In ogni caso -sostiene la Suprema Corte- le caratteristiche costruttive dell’oggetto in questione (anima rigida, facile utilizzo…) lo rendono non solo particolarmente insidioso, ma anche e soprattutto ne accentuano la vocazione naturale all’offesa alla persona.
Da siffatta accezione, quindi, deriva la sua riconducibilità nell’alveo delle armi proprie di cui è vietato in assoluto il porto “salve le autorizzazioni previste dall’art. 42, comma 3 del testo unico delle leggi di pubblica sicurezza 18 giugno 1931, numero 773, e successive modificazioni”.

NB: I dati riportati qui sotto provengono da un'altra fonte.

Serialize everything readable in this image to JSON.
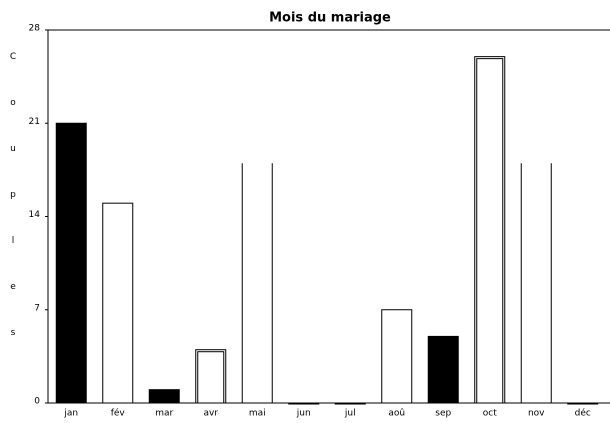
{
  "chart_data": {
    "type": "bar",
    "title": "Mois du mariage",
    "y_label": "Couples",
    "categories": [
      "jan",
      "fév",
      "mar",
      "avr",
      "mai",
      "jun",
      "jul",
      "aoû",
      "sep",
      "oct",
      "nov",
      "déc"
    ],
    "values": [
      21,
      15,
      1,
      4,
      18,
      0,
      0,
      7,
      5,
      26,
      18,
      0
    ],
    "styles": [
      "solid",
      "outline",
      "solid",
      "double",
      "open",
      "outline",
      "outline",
      "outline",
      "solid",
      "double",
      "open",
      "outline"
    ],
    "color": "#000000",
    "ylim": [
      0,
      28
    ],
    "yticks": [
      0,
      7,
      14,
      21,
      28
    ],
    "grid": false
  }
}
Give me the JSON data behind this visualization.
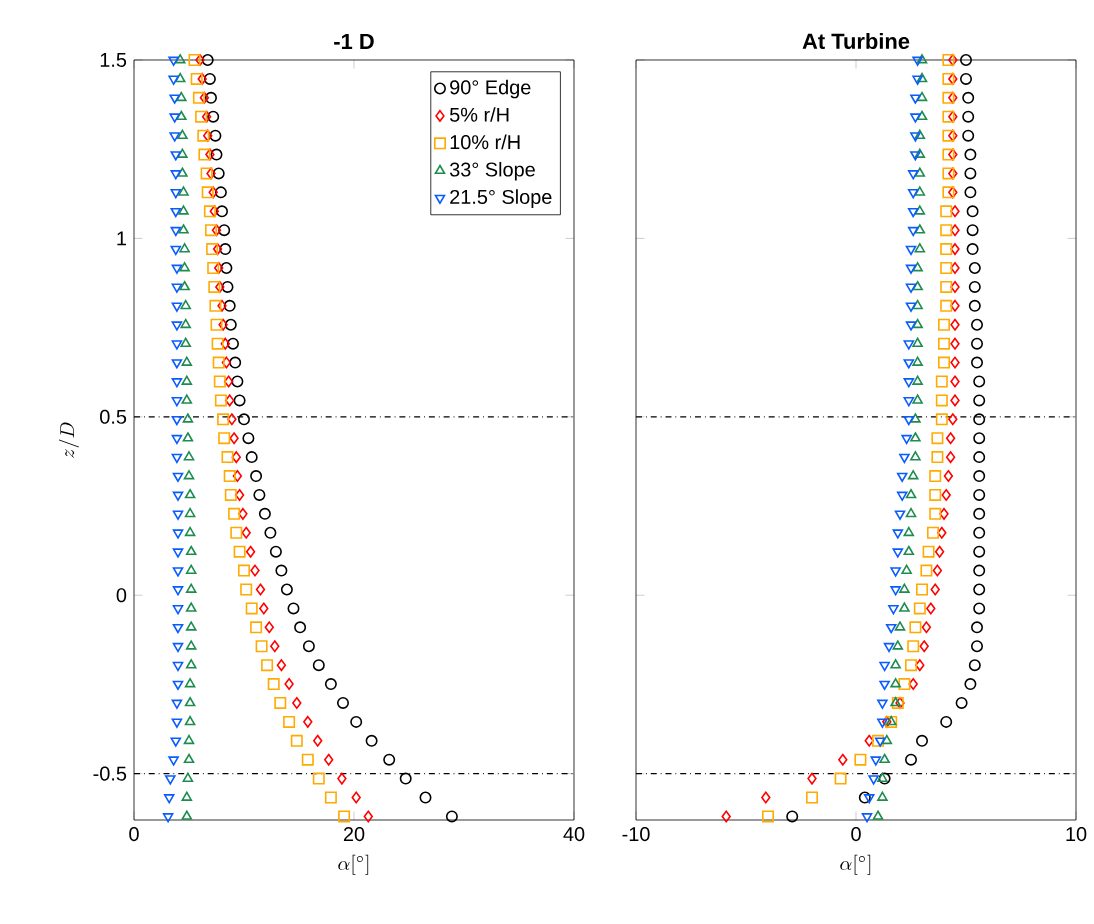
{
  "chart_data": [
    {
      "type": "scatter",
      "title": "-1 D",
      "xlabel": "\\alpha[^\\circ]",
      "ylabel": "z/D",
      "xlim": [
        0,
        40
      ],
      "ylim": [
        -0.63,
        1.5
      ],
      "xticks": [
        0,
        20,
        40
      ],
      "yticks": [
        -0.5,
        0,
        0.5,
        1,
        1.5
      ],
      "legend": "top right",
      "grid": false,
      "ref_lines": [
        {
          "axis": "y",
          "value": 0.5,
          "color": "#000000",
          "line_style": "dashdot"
        },
        {
          "axis": "y",
          "value": -0.5,
          "color": "#000000",
          "line_style": "dashdot"
        }
      ],
      "series": [
        {
          "name": "90° Edge",
          "color": "#000000",
          "marker": "circle",
          "x": [
            28.9,
            26.5,
            24.7,
            23.2,
            21.6,
            20.2,
            19.0,
            17.9,
            16.8,
            15.9,
            15.1,
            14.5,
            13.9,
            13.4,
            12.9,
            12.4,
            11.9,
            11.4,
            11.1,
            10.7,
            10.4,
            10.0,
            9.6,
            9.4,
            9.2,
            9.0,
            8.8,
            8.7,
            8.5,
            8.4,
            8.3,
            8.2,
            8.0,
            7.9,
            7.7,
            7.5,
            7.4,
            7.2,
            7.0,
            6.9,
            6.7
          ],
          "values": [
            -0.62,
            -0.567,
            -0.514,
            -0.461,
            -0.408,
            -0.355,
            -0.302,
            -0.249,
            -0.196,
            -0.143,
            -0.09,
            -0.037,
            0.016,
            0.069,
            0.122,
            0.175,
            0.228,
            0.281,
            0.334,
            0.387,
            0.44,
            0.493,
            0.546,
            0.599,
            0.652,
            0.705,
            0.758,
            0.811,
            0.864,
            0.917,
            0.97,
            1.023,
            1.076,
            1.129,
            1.182,
            1.235,
            1.288,
            1.341,
            1.394,
            1.447,
            1.5
          ]
        },
        {
          "name": "5% r/H",
          "color": "#ff0000",
          "marker": "diamond",
          "x": [
            21.3,
            20.2,
            18.9,
            17.7,
            16.7,
            15.8,
            14.8,
            14.1,
            13.4,
            12.8,
            12.3,
            11.8,
            11.5,
            11.0,
            10.6,
            10.2,
            9.9,
            9.6,
            9.4,
            9.3,
            9.1,
            8.9,
            8.7,
            8.6,
            8.4,
            8.3,
            8.1,
            8.0,
            7.8,
            7.7,
            7.6,
            7.5,
            7.3,
            7.2,
            7.0,
            6.9,
            6.7,
            6.6,
            6.4,
            6.2,
            6.0
          ],
          "values": [
            -0.62,
            -0.567,
            -0.514,
            -0.461,
            -0.408,
            -0.355,
            -0.302,
            -0.249,
            -0.196,
            -0.143,
            -0.09,
            -0.037,
            0.016,
            0.069,
            0.122,
            0.175,
            0.228,
            0.281,
            0.334,
            0.387,
            0.44,
            0.493,
            0.546,
            0.599,
            0.652,
            0.705,
            0.758,
            0.811,
            0.864,
            0.917,
            0.97,
            1.023,
            1.076,
            1.129,
            1.182,
            1.235,
            1.288,
            1.341,
            1.394,
            1.447,
            1.5
          ]
        },
        {
          "name": "10% r/H",
          "color": "#ffaa00",
          "marker": "square",
          "x": [
            19.1,
            17.9,
            16.8,
            15.8,
            14.8,
            14.1,
            13.3,
            12.7,
            12.1,
            11.6,
            11.1,
            10.7,
            10.2,
            10.0,
            9.6,
            9.3,
            9.1,
            8.8,
            8.7,
            8.5,
            8.2,
            8.1,
            7.9,
            7.8,
            7.7,
            7.6,
            7.5,
            7.4,
            7.3,
            7.2,
            7.1,
            7.0,
            6.9,
            6.7,
            6.6,
            6.4,
            6.3,
            6.1,
            5.9,
            5.7,
            5.5
          ],
          "values": [
            -0.62,
            -0.567,
            -0.514,
            -0.461,
            -0.408,
            -0.355,
            -0.302,
            -0.249,
            -0.196,
            -0.143,
            -0.09,
            -0.037,
            0.016,
            0.069,
            0.122,
            0.175,
            0.228,
            0.281,
            0.334,
            0.387,
            0.44,
            0.493,
            0.546,
            0.599,
            0.652,
            0.705,
            0.758,
            0.811,
            0.864,
            0.917,
            0.97,
            1.023,
            1.076,
            1.129,
            1.182,
            1.235,
            1.288,
            1.341,
            1.394,
            1.447,
            1.5
          ]
        },
        {
          "name": "33° Slope",
          "color": "#1e8c4e",
          "marker": "triangle",
          "x": [
            4.8,
            4.8,
            4.9,
            5.0,
            5.0,
            5.1,
            5.1,
            5.1,
            5.2,
            5.2,
            5.2,
            5.2,
            5.2,
            5.2,
            5.2,
            5.1,
            5.1,
            5.1,
            5.0,
            5.0,
            4.9,
            4.9,
            4.8,
            4.8,
            4.8,
            4.7,
            4.7,
            4.7,
            4.6,
            4.6,
            4.6,
            4.5,
            4.5,
            4.5,
            4.4,
            4.4,
            4.4,
            4.3,
            4.3,
            4.2,
            4.2
          ],
          "values": [
            -0.62,
            -0.567,
            -0.514,
            -0.461,
            -0.408,
            -0.355,
            -0.302,
            -0.249,
            -0.196,
            -0.143,
            -0.09,
            -0.037,
            0.016,
            0.069,
            0.122,
            0.175,
            0.228,
            0.281,
            0.334,
            0.387,
            0.44,
            0.493,
            0.546,
            0.599,
            0.652,
            0.705,
            0.758,
            0.811,
            0.864,
            0.917,
            0.97,
            1.023,
            1.076,
            1.129,
            1.182,
            1.235,
            1.288,
            1.341,
            1.394,
            1.447,
            1.5
          ]
        },
        {
          "name": "21.5° Slope",
          "color": "#0a5cff",
          "marker": "triangle_down",
          "x": [
            3.1,
            3.2,
            3.3,
            3.6,
            3.8,
            3.9,
            3.9,
            4.0,
            4.0,
            4.0,
            4.0,
            4.0,
            4.0,
            4.0,
            4.0,
            4.0,
            4.0,
            4.0,
            4.0,
            3.9,
            3.9,
            3.9,
            3.9,
            3.9,
            3.9,
            3.9,
            3.9,
            3.9,
            3.9,
            3.9,
            3.8,
            3.8,
            3.8,
            3.8,
            3.8,
            3.8,
            3.7,
            3.7,
            3.7,
            3.6,
            3.6
          ],
          "values": [
            -0.62,
            -0.567,
            -0.514,
            -0.461,
            -0.408,
            -0.355,
            -0.302,
            -0.249,
            -0.196,
            -0.143,
            -0.09,
            -0.037,
            0.016,
            0.069,
            0.122,
            0.175,
            0.228,
            0.281,
            0.334,
            0.387,
            0.44,
            0.493,
            0.546,
            0.599,
            0.652,
            0.705,
            0.758,
            0.811,
            0.864,
            0.917,
            0.97,
            1.023,
            1.076,
            1.129,
            1.182,
            1.235,
            1.288,
            1.341,
            1.394,
            1.447,
            1.5
          ]
        }
      ]
    },
    {
      "type": "scatter",
      "title": "At Turbine",
      "xlabel": "\\alpha[^\\circ]",
      "xlim": [
        -10,
        10
      ],
      "ylim": [
        -0.63,
        1.5
      ],
      "xticks": [
        -10,
        0,
        10
      ],
      "yticks": [
        -0.5,
        0,
        0.5,
        1,
        1.5
      ],
      "tick_labels": "x",
      "grid": false,
      "ref_lines": [
        {
          "axis": "y",
          "value": 0.5,
          "color": "#000000",
          "line_style": "dashdot"
        },
        {
          "axis": "y",
          "value": -0.5,
          "color": "#000000",
          "line_style": "dashdot"
        }
      ],
      "series": [
        {
          "color": "#000000",
          "marker": "circle",
          "x": [
            -2.9,
            0.4,
            1.3,
            2.5,
            3.0,
            4.1,
            4.8,
            5.2,
            5.4,
            5.5,
            5.5,
            5.6,
            5.6,
            5.6,
            5.6,
            5.6,
            5.6,
            5.6,
            5.6,
            5.6,
            5.6,
            5.6,
            5.6,
            5.6,
            5.5,
            5.5,
            5.5,
            5.4,
            5.4,
            5.4,
            5.3,
            5.3,
            5.3,
            5.2,
            5.2,
            5.2,
            5.1,
            5.1,
            5.1,
            5.0,
            5.0
          ],
          "values": [
            -0.62,
            -0.567,
            -0.514,
            -0.461,
            -0.408,
            -0.355,
            -0.302,
            -0.249,
            -0.196,
            -0.143,
            -0.09,
            -0.037,
            0.016,
            0.069,
            0.122,
            0.175,
            0.228,
            0.281,
            0.334,
            0.387,
            0.44,
            0.493,
            0.546,
            0.599,
            0.652,
            0.705,
            0.758,
            0.811,
            0.864,
            0.917,
            0.97,
            1.023,
            1.076,
            1.129,
            1.182,
            1.235,
            1.288,
            1.341,
            1.394,
            1.447,
            1.5
          ]
        },
        {
          "color": "#ff0000",
          "marker": "diamond",
          "x": [
            -5.9,
            -4.1,
            -2.0,
            -0.6,
            0.6,
            1.4,
            2.0,
            2.6,
            2.9,
            3.1,
            3.2,
            3.4,
            3.6,
            3.7,
            3.8,
            3.9,
            4.0,
            4.1,
            4.2,
            4.3,
            4.3,
            4.4,
            4.5,
            4.5,
            4.5,
            4.5,
            4.5,
            4.5,
            4.5,
            4.5,
            4.5,
            4.5,
            4.5,
            4.4,
            4.4,
            4.4,
            4.4,
            4.4,
            4.4,
            4.4,
            4.4
          ],
          "values": [
            -0.62,
            -0.567,
            -0.514,
            -0.461,
            -0.408,
            -0.355,
            -0.302,
            -0.249,
            -0.196,
            -0.143,
            -0.09,
            -0.037,
            0.016,
            0.069,
            0.122,
            0.175,
            0.228,
            0.281,
            0.334,
            0.387,
            0.44,
            0.493,
            0.546,
            0.599,
            0.652,
            0.705,
            0.758,
            0.811,
            0.864,
            0.917,
            0.97,
            1.023,
            1.076,
            1.129,
            1.182,
            1.235,
            1.288,
            1.341,
            1.394,
            1.447,
            1.5
          ]
        },
        {
          "color": "#ffaa00",
          "marker": "square",
          "x": [
            -4.0,
            -2.0,
            -0.7,
            0.2,
            1.0,
            1.6,
            1.9,
            2.2,
            2.5,
            2.6,
            2.7,
            2.9,
            3.0,
            3.2,
            3.3,
            3.5,
            3.6,
            3.6,
            3.6,
            3.7,
            3.7,
            3.9,
            3.9,
            3.9,
            4.0,
            4.0,
            4.0,
            4.1,
            4.1,
            4.1,
            4.1,
            4.1,
            4.1,
            4.2,
            4.2,
            4.2,
            4.2,
            4.2,
            4.2,
            4.2,
            4.2
          ],
          "values": [
            -0.62,
            -0.567,
            -0.514,
            -0.461,
            -0.408,
            -0.355,
            -0.302,
            -0.249,
            -0.196,
            -0.143,
            -0.09,
            -0.037,
            0.016,
            0.069,
            0.122,
            0.175,
            0.228,
            0.281,
            0.334,
            0.387,
            0.44,
            0.493,
            0.546,
            0.599,
            0.652,
            0.705,
            0.758,
            0.811,
            0.864,
            0.917,
            0.97,
            1.023,
            1.076,
            1.129,
            1.182,
            1.235,
            1.288,
            1.341,
            1.394,
            1.447,
            1.5
          ]
        },
        {
          "color": "#1e8c4e",
          "marker": "triangle",
          "x": [
            1.0,
            1.2,
            1.2,
            1.3,
            1.4,
            1.6,
            1.8,
            1.8,
            1.8,
            1.9,
            2.0,
            2.2,
            2.2,
            2.3,
            2.4,
            2.4,
            2.5,
            2.5,
            2.6,
            2.7,
            2.7,
            2.7,
            2.8,
            2.8,
            2.8,
            2.8,
            2.8,
            2.8,
            2.8,
            2.8,
            2.9,
            2.9,
            2.9,
            2.9,
            2.9,
            2.9,
            2.9,
            3.0,
            3.0,
            3.0,
            3.0
          ],
          "values": [
            -0.62,
            -0.567,
            -0.514,
            -0.461,
            -0.408,
            -0.355,
            -0.302,
            -0.249,
            -0.196,
            -0.143,
            -0.09,
            -0.037,
            0.016,
            0.069,
            0.122,
            0.175,
            0.228,
            0.281,
            0.334,
            0.387,
            0.44,
            0.493,
            0.546,
            0.599,
            0.652,
            0.705,
            0.758,
            0.811,
            0.864,
            0.917,
            0.97,
            1.023,
            1.076,
            1.129,
            1.182,
            1.235,
            1.288,
            1.341,
            1.394,
            1.447,
            1.5
          ]
        },
        {
          "color": "#0a5cff",
          "marker": "triangle_down",
          "x": [
            0.5,
            0.6,
            0.8,
            0.9,
            1.1,
            1.2,
            1.2,
            1.3,
            1.3,
            1.5,
            1.6,
            1.7,
            1.8,
            1.8,
            1.9,
            1.9,
            2.0,
            2.1,
            2.1,
            2.2,
            2.3,
            2.4,
            2.4,
            2.4,
            2.4,
            2.4,
            2.5,
            2.5,
            2.5,
            2.5,
            2.5,
            2.6,
            2.6,
            2.6,
            2.6,
            2.7,
            2.7,
            2.7,
            2.7,
            2.8,
            2.8
          ],
          "values": [
            -0.62,
            -0.567,
            -0.514,
            -0.461,
            -0.408,
            -0.355,
            -0.302,
            -0.249,
            -0.196,
            -0.143,
            -0.09,
            -0.037,
            0.016,
            0.069,
            0.122,
            0.175,
            0.228,
            0.281,
            0.334,
            0.387,
            0.44,
            0.493,
            0.546,
            0.599,
            0.652,
            0.705,
            0.758,
            0.811,
            0.864,
            0.917,
            0.97,
            1.023,
            1.076,
            1.129,
            1.182,
            1.235,
            1.288,
            1.341,
            1.394,
            1.447,
            1.5
          ]
        }
      ]
    }
  ]
}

Pertanto, conclude la Suprema Corte, non rientrando l’oggetto in questione nel novero di quelli disciplinati dell’art. 4, c. 2 della l. 110 del 1975, ossia nelle armi improprie, non potrà applicarsi al manganello telescopico la circostanza attenuante della lieve entità.
La decisione, peraltro, assume rilevanza laddove, ponendo attenzione alle qualificazioni, considera il manganello in questione, come lo sfollagente e gli altri strumenti elencati, passibili di sanzione a termini della legge 110/75 piuttosto che valendosi dello strumento contravvenzionale interno al codice penale e nemmeno riferendosi alle categorie disciplinate dal Tulps; e questo non è poco.